No entanto, Godinho frisa haver alternativas. “A partir de um estudo observacional, cria-se uma hipótese inicial, isso vai ser testado de várias formas, inclusive com modelos, e concomitante a isso, existe uma pesquisa molecular, bioquímica, que pode justificar aquele achado. O TEA contempla variações muito grandes de acometimento e essa amplitude parece crescer a cada dia.”
Em 2025, uma publicação revisando mais de 40 pesquisas publicadas sobre o tema, na Environmental Health, concluiu que ainda não há provas suficientes para afirmar que o paracetamol tenha qualquer relação com o autismo.
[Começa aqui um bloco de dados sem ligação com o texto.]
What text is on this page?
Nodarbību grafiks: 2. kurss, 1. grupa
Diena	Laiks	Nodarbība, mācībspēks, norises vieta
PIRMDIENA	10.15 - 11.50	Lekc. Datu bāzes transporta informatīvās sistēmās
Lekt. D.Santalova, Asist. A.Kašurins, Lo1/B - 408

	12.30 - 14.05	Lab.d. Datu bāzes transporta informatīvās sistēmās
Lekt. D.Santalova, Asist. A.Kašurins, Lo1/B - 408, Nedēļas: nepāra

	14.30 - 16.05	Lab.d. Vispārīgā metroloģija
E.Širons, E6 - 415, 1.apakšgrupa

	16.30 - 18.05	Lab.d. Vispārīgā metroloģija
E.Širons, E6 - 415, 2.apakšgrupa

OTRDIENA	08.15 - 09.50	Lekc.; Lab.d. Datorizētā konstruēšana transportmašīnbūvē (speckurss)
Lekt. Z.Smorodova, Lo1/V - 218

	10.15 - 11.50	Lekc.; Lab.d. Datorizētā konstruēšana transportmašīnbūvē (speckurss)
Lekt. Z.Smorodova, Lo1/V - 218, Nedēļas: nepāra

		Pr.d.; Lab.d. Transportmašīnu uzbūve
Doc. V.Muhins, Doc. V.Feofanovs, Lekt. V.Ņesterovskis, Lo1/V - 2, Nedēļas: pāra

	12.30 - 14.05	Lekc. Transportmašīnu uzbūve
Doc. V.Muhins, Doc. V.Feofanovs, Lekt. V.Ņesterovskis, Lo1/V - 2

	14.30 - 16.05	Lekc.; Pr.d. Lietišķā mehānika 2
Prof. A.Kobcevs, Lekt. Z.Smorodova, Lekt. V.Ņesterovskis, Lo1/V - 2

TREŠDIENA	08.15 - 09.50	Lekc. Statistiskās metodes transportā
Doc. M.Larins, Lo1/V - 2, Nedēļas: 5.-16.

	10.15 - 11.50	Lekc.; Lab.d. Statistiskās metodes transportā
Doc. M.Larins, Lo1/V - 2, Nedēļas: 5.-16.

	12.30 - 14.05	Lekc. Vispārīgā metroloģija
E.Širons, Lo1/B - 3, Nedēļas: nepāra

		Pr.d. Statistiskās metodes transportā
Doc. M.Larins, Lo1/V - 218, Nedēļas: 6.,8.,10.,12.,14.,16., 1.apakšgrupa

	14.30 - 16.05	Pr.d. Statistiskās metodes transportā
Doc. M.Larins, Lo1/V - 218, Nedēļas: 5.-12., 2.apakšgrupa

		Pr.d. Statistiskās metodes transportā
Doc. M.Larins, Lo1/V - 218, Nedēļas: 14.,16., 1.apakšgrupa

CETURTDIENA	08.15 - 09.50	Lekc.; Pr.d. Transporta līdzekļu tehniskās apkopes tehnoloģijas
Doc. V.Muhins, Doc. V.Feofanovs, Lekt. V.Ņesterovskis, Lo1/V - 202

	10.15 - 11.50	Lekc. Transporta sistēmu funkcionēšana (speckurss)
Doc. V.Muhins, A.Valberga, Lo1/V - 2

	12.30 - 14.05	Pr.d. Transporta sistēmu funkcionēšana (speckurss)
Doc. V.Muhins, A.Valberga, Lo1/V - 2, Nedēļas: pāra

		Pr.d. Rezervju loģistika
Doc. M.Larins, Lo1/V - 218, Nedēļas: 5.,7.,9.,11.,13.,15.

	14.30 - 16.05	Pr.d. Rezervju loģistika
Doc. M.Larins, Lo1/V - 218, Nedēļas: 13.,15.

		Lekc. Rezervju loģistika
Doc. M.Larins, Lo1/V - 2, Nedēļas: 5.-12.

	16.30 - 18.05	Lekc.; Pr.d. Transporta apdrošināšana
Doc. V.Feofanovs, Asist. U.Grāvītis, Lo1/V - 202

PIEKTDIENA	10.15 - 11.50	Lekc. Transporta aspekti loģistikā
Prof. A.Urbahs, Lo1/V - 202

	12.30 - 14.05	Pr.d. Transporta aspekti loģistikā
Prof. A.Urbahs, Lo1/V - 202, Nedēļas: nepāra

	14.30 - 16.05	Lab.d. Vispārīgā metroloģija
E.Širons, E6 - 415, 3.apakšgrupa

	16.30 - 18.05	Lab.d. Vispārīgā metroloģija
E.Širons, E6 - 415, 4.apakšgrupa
Mesmo assim, a pesquisa foi citada por membros da administração Trump como justificativa para a fala do presidente.
Uma análise mais robusta publicada na Jama, também neste ano, incluindo fatores genéticos que podem influenciar o desenvolvimento de autismo, demonstrou que o uso de paracetamol não alterou o risco do transtorno quando comparado entre crianças da mesma família. “Alguns estudos observacionais sugeriram uma possível associação entre a exposição pré-natal ao paracetamol e o autismo, mas as evidências continuam sendo inconsistentes”, afirmou a Organização Mundial da Saúde, ontem.